Michel Serres, thèmes importants de sa pensée

03/09/2011

Patrick AULNAS

Philosophe des sciences, Michel Serres apparaît comme un sage optimiste, mais optimiste sur le long terme, car il ne méconnaît pas les risques auxquels l’humanité du 21e siècle est confrontée. Son œuvre, riche et complexe, ne peut se résumer en quelques lignes, mais il est possible d’en présenter quelques thèmes importants.

L’échange, la communication, l’interaction

La pensée de Michel Serres cherche à décloisonner, à établir des passerelles entre des champs cognitifs considérés généralement comme étrangers l’un à l’autre. Elle pose également l’échange, la découverte de l’autre, la communication globale comme impératif. De formation à la fois scientifique et philosophique, Michel Serres était bien placé pour appréhender les interactions entre sciences humaines, sciences sociales et sciences de la nature. Depuis l’Antiquité, philosophie, géométrie, physique s’enrichissent mutuellement. C’est le lien entre la science, les hommes et le monde qui importe. Relier « cet arbre d’Australie avec l’Aborigène et la biochimie ; le fleuve Garonne avec mon père marinier, ignorant de mécanique des fluides », procure à ce « citoyen du monde » une « liesse quasi religieuse ».

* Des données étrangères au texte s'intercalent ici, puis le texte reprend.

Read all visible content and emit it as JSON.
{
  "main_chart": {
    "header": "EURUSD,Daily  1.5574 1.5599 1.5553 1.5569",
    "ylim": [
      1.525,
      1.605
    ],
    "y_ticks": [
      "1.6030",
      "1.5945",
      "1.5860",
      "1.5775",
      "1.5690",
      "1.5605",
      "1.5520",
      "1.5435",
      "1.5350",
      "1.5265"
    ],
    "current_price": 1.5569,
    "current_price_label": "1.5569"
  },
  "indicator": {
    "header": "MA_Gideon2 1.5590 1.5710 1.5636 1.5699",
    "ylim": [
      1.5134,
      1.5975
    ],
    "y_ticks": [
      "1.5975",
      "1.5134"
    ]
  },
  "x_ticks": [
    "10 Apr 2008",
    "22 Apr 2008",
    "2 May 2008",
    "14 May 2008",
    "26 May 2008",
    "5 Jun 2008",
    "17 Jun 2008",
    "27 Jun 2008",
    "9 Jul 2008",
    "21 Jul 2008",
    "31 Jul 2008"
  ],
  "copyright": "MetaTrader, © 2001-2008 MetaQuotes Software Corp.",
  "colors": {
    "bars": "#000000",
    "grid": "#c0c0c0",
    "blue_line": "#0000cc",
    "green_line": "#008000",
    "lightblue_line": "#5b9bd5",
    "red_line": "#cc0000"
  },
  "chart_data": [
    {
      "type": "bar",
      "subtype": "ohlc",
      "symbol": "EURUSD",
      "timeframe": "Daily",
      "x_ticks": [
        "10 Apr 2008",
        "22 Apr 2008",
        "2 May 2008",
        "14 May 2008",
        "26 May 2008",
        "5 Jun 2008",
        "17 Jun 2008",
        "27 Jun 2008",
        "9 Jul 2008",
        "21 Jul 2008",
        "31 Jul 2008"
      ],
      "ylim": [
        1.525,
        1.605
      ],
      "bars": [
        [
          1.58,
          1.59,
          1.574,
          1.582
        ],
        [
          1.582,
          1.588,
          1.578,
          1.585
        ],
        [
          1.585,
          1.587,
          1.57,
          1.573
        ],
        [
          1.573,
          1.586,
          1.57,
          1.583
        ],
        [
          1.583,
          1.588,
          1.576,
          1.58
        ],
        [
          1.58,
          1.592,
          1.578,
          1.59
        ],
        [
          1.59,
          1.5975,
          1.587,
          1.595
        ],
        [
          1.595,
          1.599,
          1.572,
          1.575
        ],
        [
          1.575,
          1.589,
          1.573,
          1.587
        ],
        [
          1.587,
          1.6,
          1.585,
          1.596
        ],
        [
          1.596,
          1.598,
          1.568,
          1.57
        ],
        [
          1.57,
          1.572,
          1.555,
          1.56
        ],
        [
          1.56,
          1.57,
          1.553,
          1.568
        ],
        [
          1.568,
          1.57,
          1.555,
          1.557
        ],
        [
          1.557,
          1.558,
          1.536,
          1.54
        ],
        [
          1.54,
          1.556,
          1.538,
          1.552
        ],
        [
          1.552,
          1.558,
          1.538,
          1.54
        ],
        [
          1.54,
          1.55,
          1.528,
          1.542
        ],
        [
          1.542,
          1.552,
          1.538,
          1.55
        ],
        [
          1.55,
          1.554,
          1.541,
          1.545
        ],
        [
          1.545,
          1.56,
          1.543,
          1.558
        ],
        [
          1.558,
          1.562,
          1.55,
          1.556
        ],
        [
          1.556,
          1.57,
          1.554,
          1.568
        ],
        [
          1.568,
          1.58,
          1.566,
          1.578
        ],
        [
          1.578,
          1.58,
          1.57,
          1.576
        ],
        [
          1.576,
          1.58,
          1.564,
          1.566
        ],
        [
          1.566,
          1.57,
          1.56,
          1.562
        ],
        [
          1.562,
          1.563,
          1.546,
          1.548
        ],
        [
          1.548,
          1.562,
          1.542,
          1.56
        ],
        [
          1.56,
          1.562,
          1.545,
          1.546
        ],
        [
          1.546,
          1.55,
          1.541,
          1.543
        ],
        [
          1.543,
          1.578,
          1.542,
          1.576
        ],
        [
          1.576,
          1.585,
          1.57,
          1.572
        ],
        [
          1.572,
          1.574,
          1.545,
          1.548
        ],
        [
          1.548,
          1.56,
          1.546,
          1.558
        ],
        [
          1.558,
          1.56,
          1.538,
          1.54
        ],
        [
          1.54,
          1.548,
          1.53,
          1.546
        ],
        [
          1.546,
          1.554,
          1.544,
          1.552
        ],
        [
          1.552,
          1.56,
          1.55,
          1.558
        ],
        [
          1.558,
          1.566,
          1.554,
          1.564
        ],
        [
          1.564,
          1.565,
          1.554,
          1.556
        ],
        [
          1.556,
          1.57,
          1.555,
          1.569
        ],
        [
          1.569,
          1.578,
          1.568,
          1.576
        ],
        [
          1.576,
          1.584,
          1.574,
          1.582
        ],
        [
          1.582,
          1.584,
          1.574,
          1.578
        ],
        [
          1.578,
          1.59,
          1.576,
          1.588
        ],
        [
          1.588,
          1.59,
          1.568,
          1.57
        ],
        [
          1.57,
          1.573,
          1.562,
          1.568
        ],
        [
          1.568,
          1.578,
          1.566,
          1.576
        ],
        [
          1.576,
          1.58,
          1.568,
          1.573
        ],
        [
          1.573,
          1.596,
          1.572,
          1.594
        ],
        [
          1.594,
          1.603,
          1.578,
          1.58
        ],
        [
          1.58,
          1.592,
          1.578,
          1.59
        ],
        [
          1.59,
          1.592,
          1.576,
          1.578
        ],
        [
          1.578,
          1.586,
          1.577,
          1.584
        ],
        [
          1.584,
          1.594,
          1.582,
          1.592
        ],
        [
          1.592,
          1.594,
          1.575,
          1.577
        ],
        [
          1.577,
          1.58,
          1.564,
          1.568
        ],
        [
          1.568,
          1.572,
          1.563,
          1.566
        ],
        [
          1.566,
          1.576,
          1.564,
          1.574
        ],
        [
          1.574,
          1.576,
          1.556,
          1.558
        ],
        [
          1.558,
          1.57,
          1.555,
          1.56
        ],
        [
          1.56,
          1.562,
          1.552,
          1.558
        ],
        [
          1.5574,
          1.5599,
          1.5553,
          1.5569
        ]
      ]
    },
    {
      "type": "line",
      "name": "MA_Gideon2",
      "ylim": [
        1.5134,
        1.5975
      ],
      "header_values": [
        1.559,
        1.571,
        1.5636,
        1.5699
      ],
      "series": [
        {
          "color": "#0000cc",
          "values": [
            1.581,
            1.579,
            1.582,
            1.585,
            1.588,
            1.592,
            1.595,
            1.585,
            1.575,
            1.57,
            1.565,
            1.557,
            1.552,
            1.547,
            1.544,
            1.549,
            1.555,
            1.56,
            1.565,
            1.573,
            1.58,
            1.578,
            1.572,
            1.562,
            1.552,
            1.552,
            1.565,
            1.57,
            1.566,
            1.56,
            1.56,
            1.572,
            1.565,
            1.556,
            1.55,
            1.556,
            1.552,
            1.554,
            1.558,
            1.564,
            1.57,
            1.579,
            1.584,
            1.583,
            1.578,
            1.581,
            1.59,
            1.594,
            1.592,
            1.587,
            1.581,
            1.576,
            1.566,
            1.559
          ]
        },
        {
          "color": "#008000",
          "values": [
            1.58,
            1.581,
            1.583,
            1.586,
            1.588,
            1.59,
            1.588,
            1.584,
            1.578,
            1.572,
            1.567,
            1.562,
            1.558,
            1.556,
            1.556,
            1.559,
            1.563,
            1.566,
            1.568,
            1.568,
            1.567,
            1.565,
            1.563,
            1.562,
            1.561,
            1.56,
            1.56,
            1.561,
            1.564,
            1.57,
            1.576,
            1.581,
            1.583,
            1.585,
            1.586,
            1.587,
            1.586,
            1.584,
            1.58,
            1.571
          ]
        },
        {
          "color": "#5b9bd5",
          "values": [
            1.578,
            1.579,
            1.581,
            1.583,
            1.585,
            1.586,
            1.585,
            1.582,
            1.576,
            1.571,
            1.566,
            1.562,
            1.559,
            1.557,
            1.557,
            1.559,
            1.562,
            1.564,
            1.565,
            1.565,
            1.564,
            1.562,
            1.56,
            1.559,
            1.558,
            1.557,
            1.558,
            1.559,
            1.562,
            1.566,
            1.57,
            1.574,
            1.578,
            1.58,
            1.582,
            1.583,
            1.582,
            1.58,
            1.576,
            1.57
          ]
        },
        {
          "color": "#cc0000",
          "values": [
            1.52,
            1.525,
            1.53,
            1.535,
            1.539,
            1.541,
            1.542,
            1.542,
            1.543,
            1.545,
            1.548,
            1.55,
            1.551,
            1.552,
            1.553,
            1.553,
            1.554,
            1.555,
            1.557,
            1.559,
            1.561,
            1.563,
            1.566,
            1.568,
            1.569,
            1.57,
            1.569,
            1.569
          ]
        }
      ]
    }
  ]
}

L’analyse de la communication constitue également un élément important. La communication est appréhendée au sens large, celui d’échange : sans échange, pas de vie, pas de société. « Notre corps écoute, crie et se souviens. Bactéries, algues, champignons, plantes et animaux signalent, de même, leur présence et perçoivent l’environnement, chacun à sa façon ; sans ces échanges d’énergie, certes, mais d’information aussi, nul organisme ne survivrait. » L’avènement de l’agriculture, puis, plus récemment, de l’industrie suppose également communication et échange. L’industrie n’a pu se développer que parce que l’humanité disposait d’un moyen efficace de stocker l’information : l’écrit. Aujourd’hui, le développement de l’informatique bouleverse à nouveau le traitement et le stockage de l’information. « Or, issues des actions nécessaires du vivant, et sans doute, plus lointainement de l’inerte, les diverses manières d’accumuler ou d’échanger l’information gouvernent des changements moins visibles mais de plus longue portée que ceux que semblent déterminer les hautes énergies. » Autrement dit, l’impact des « technologies douces », celles qui concernent l’information et la communication (écrit, imprimerie, bibliothèques, informatique), est plus important à long terme que celui des « techniques dures » (mécanique, thermodynamique, etc.). Michel Serres ne croit pas à l’uniformatisation culturelle, crainte souvent exprimée face au développement de la communication planétaire instantanée par le biais des réseaux informatiques. Il reste volontariste et optimiste comme le montre l’extrait suivant :

« J’eus trois passions, l’amour, le savoir et les voyages. J’aime l’étranger, j’aime connaître ailleurs. Bambaras, Zoulous, Amérindiens, Aborigènes, sherpas… je vous ai partout aimés. Nos différences m’enivrent. Aie le courage de construire des ponts à travers les plus durs des chocs culturels. Aucun mot, dans aucun dictionnaire, ne traduit exactement aucun mot de ta langue, leurs aires sémantiques ne correspondent pas. Tu devras donc bégayer un autre langage, tu devras changer de corps à tout degré d’élévation des pôles et à toute longitude. Manger, dormir, parler, marcher, faire signe, ces actes élémentaires demandent l’effort de te lancer de l’autre côté de la rive. Garde la tienne dans ton dos ; tu t’y appuies, tu te reposes sur sa roche, éventuellement tu y trouveras ton repos ; mais tourne sexe, ventre et visage vers l’autre rivage, lance ton arche dans l’échange. Sinon, tu n’apprendras rien. » (L’Art des ponts, Editions Le Pommier, 2006).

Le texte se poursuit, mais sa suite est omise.